La notification d'une décision suppose que cette
dernière ait été communiquée effectivement à son destinataire. S'agissant d'un
acte soumis à réception, la notification est réputée parfaite au moment où
l'envoi entre dans la sphère d'influence ou de "puissance" de son
destinataire (ATF 137 III 208 consid. 3.1.2; théorie de la réception, v. ég. ATF
143.
III 15 consid. 4.1 p. 18); il suffit que celui-ci puisse en prendre
connaissance (arrêts 2C_1021/2018 du 26 juillet 2019 consid. 4.1;2C_855/2018
du 24 octobre 2018 consid. 3.2;1B_214/2010 du 13 juillet 2010;2A.54/2000 du
23.
juin 2000; ATF 118 II 42, cons. 3b p. 44). A partir de ce moment, il
appartient aux intéressés de s'organiser pour qu'il y soit donné suite (arrêt
2C_911/2010 du 7 avril 2011 consid. 3).
Le fardeau de la preuve de la notification d'un
acte, respectivement de la date à laquelle celle-ci a été effectuée, incombe en
principe à l'autorité ou à la personne qui entend en tirer une conséquence
juridique (ATF 142 IV 125 consid. 4.3 p. 128; 136 V 295
consid. 5.9 p. 309; 129 I 8 consid. 2.2 p. 10; 124 V 400 consid. 2a p. 402; 122
I 97 consid. 3b p. 100; arrêts 1C_634/2015 du 26 avril 2016 consid. 2.1;
4A_236/2009 du 3 septembre 2009 consid. 2.1). L'apport de la preuve est
toutefois simplifié lorsque la décision est notifiée par pli recommandé; il
peut en résulter une fiction de notification; ainsi, un envoi recommandé qui
n'a pas été retiré est réputé notifié le dernier jour du délai de garde de sept
jours suivant la remise de l'avis d'arrivée dans la boîte aux lettres ou dans
la case postale de son destinataire (ATF 134 V 49 consid. 4
p. 52; 130 III 396 consid. 1.2.3 p. 399; 127 I 31 consid. 2a/aa p. 34; 123 III
492.
consid. 1 p. 493, et les arrêts cités).
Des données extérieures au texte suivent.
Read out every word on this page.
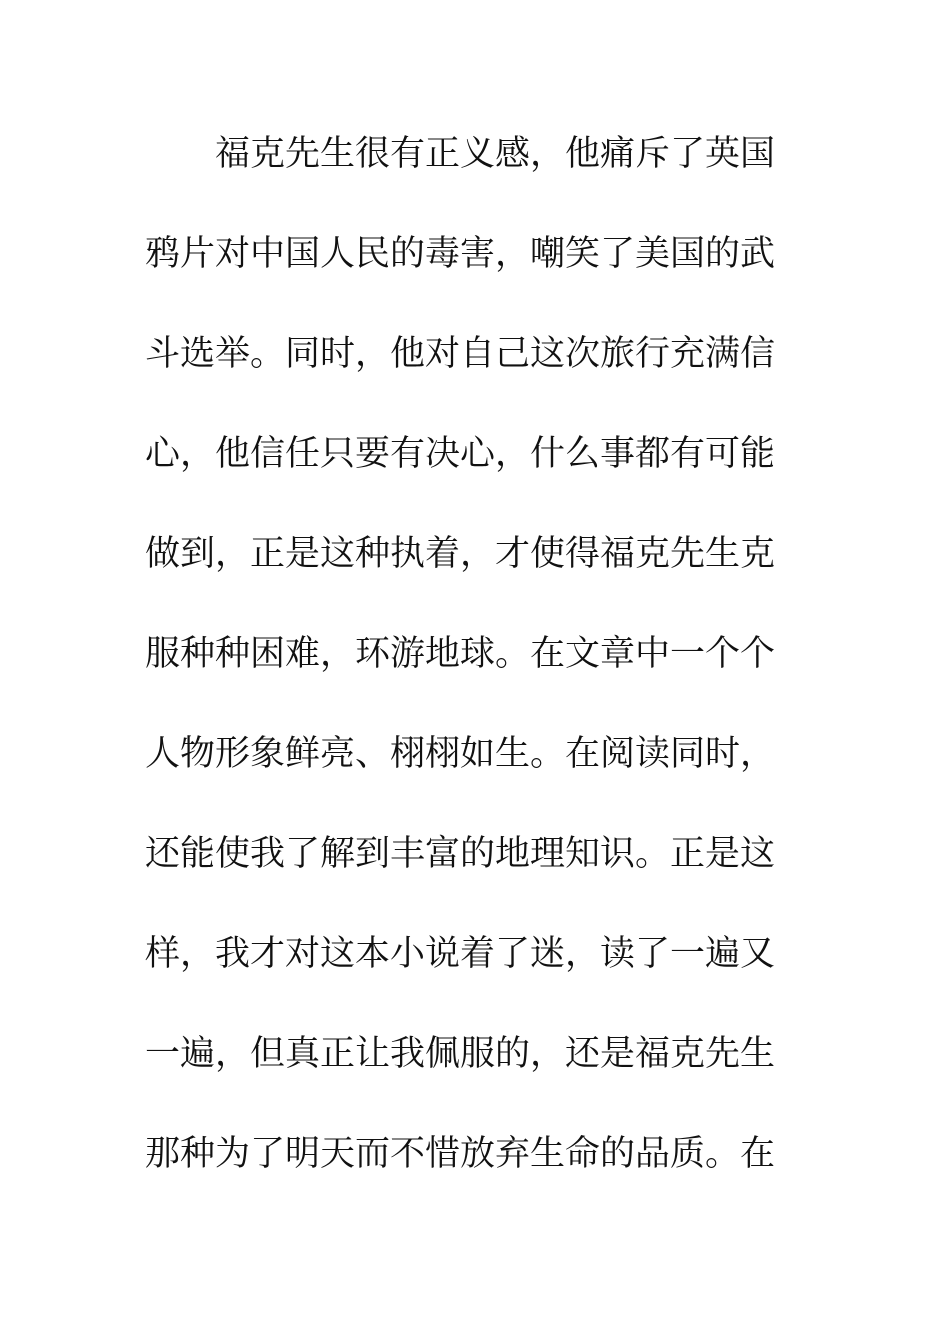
福克先生很有正义感，他痛斥了英国
鸦片对中国人民的毒害，嘲笑了美国的武
斗选举。同时，他对自己这次旅行充满信
心，他信任只要有决心，什么事都有可能
做到，正是这种执着，才使得福克先生克
服种种困难，环游地球。在文章中一个个
人物形象鲜亮、栩栩如生。在阅读同时，
还能使我了解到丰富的地理知识。正是这
样，我才对这本小说着了迷，读了一遍又
一遍，但真正让我佩服的，还是福克先生
那种为了明天而不惜放弃生命的品质。在
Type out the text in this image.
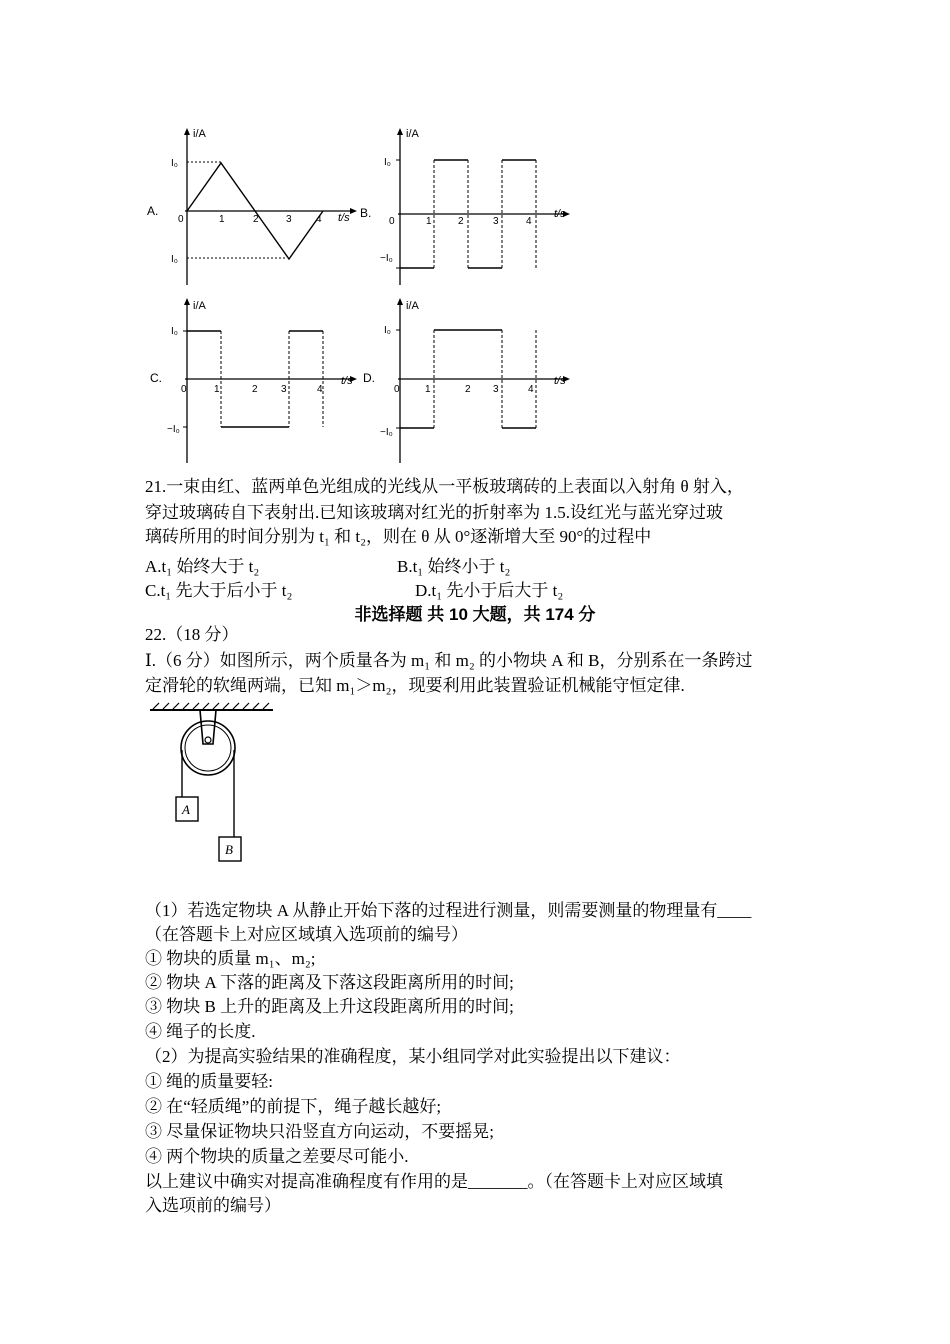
i/A
t/s
I₀
I₀
A.
0	1	2	3 4
i/A
t/s
I₀
−I₀
B.
0	1	2	3	4
i/A
t/s
I₀
−I₀
C.
0	1	2 3	4
i/A
t/s
I₀
−I₀
D.
0	1	2 3	4
21.一束由红、蓝两单色光组成的光线从一平板玻璃砖的上表面以入射角 θ 射入，
穿过玻璃砖自下表射出.已知该玻璃对红光的折射率为 1.5.设红光与蓝光穿过玻
璃砖所用的时间分别为 t₁ 和 t₂，则在 θ 从 0°逐渐增大至 90°的过程中
A.t₁ 始终大于 t₂	B.t₁ 始终小于 t₂
C.t₁ 先大于后小于 t₂	D.t₁ 先小于后大于 t₂
非选择题 共 10 大题，共 174 分
22.（18 分）
Ⅰ.（6 分）如图所示，两个质量各为 m₁ 和 m₂ 的小物块 A 和 B，分别系在一条跨过
定滑轮的软绳两端，已知 m₁＞m₂，现要利用此装置验证机械能守恒定律.
A
B
（1）若选定物块 A 从静止开始下落的过程进行测量，则需要测量的物理量有____
（在答题卡上对应区域填入选项前的编号）
① 物块的质量 m₁、m₂;
② 物块 A 下落的距离及下落这段距离所用的时间;
③ 物块 B 上升的距离及上升这段距离所用的时间;
④ 绳子的长度.
（2）为提高实验结果的准确程度，某小组同学对此实验提出以下建议：
① 绳的质量要轻:
② 在“轻质绳”的前提下，绳子越长越好;
③ 尽量保证物块只沿竖直方向运动，不要摇晃;
④ 两个物块的质量之差要尽可能小.
以上建议中确实对提高准确程度有作用的是_______。（在答题卡上对应区域填
入选项前的编号）
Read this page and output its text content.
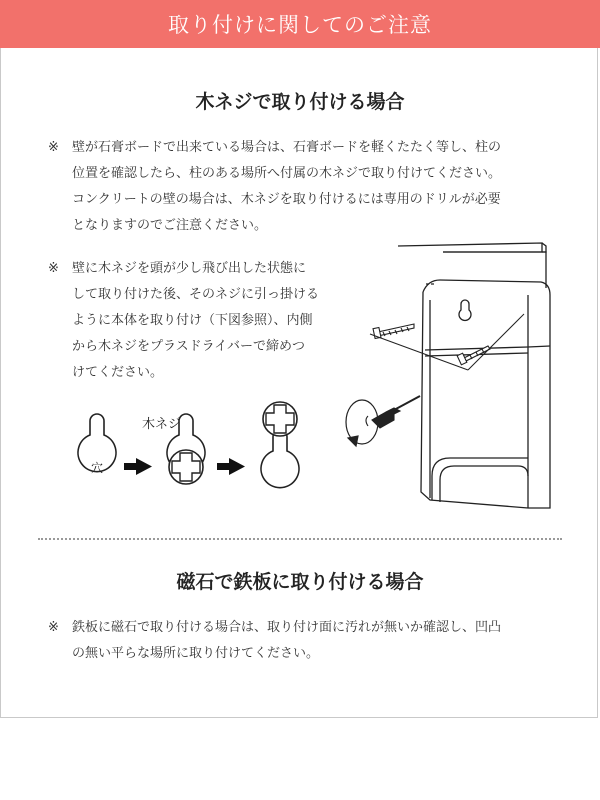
取り付けに関してのご注意
木ネジで取り付ける場合
※ 壁が石膏ボードで出来ている場合は、石膏ボードを軽くたたく等し、柱の
位置を確認したら、柱のある場所へ付属の木ネジで取り付けてください。
コンクリートの壁の場合は、木ネジを取り付けるには専用のドリルが必要
となりますのでご注意ください。
※ 壁に木ネジを頭が少し飛び出した状態に
して取り付けた後、そのネジに引っ掛ける
ように本体を取り付け（下図参照）、内側
から木ネジをプラスドライバーで締めつ
けてください。
穴
木ネジ
磁石で鉄板に取り付ける場合
※ 鉄板に磁石で取り付ける場合は、取り付け面に汚れが無いか確認し、凹凸
の無い平らな場所に取り付けてください。
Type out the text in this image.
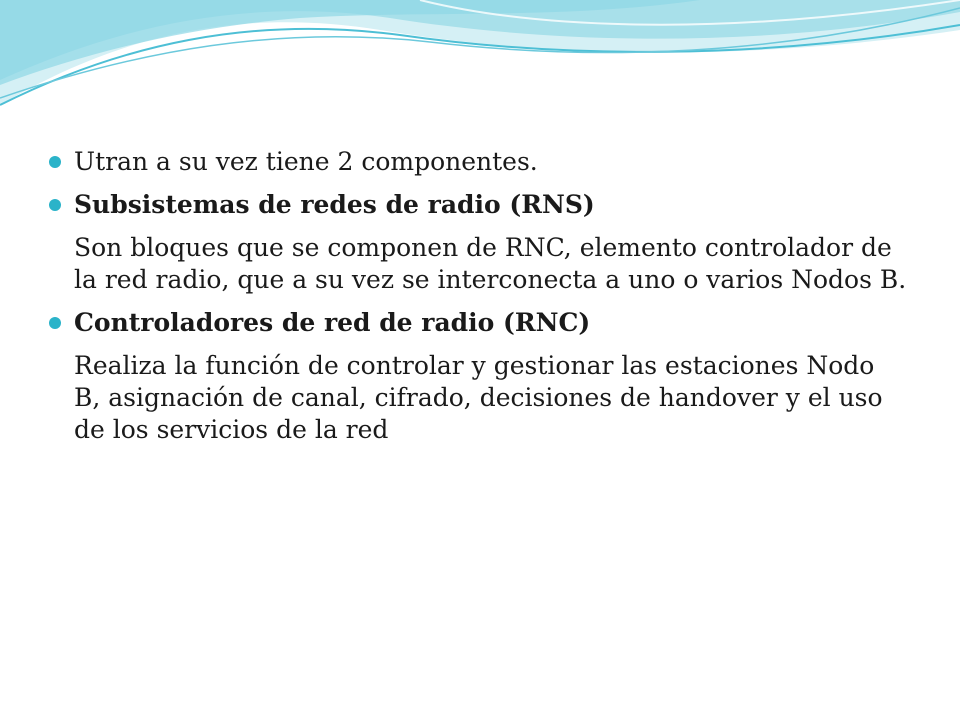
Utran a su vez tiene 2 componentes.
Subsistemas de redes de radio (RNS)
Son bloques que se componen de RNC, elemento controlador de la red radio, que a su vez se interconecta a uno o varios Nodos B.
Controladores de red de radio (RNC)
Realiza la función de controlar y gestionar las estaciones Nodo B, asignación de canal, cifrado, decisiones de handover y el uso de los servicios de la red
L'envoi sous pli simple ou
par courrier prioritaire, contrairement à l'envoi sous pli recommandé, ne fait
pas preuve, mais la notification peut résulter de l'ensemble des circonstances.
L'autorité supporte les conséquences de l'absence de preuve en ce sens que si
la notification ou sa date sont contestées et qu'il existe effectivement un
doute à ce sujet, il y a lieu de se fonder sur les déclarations du destinataire
de l'envoi (ATF 142 IV 125 consid.
4.3; arrêt du Tribunal fédéral 1C_634/2015 du 26 avril 2016 consid. 2.1). Lorsque
la forme est écrite, la décision doit parvenir à la connaissance des
intéressés; plus particulièrement, ceux-ci doivent être mis dans la situation
où la prise de connaissance ne dépend plus que d’eux-mêmes ou de leurs
représentants (Moor/Poltier, op. cit., n° 2.2.8.4, références citées). S'agissant
d'un envoi en courrier "A Plus", celui-ci est réputé notifié dès son
dépôt dans la boîte aux lettres ou la case postale de son destinataire, moment
qui constitue le point de départ pour le calcul du délai de recours (arrêt
8C_754/2018 du 7 mars 2019 consid. 7.2.3 et les références citées).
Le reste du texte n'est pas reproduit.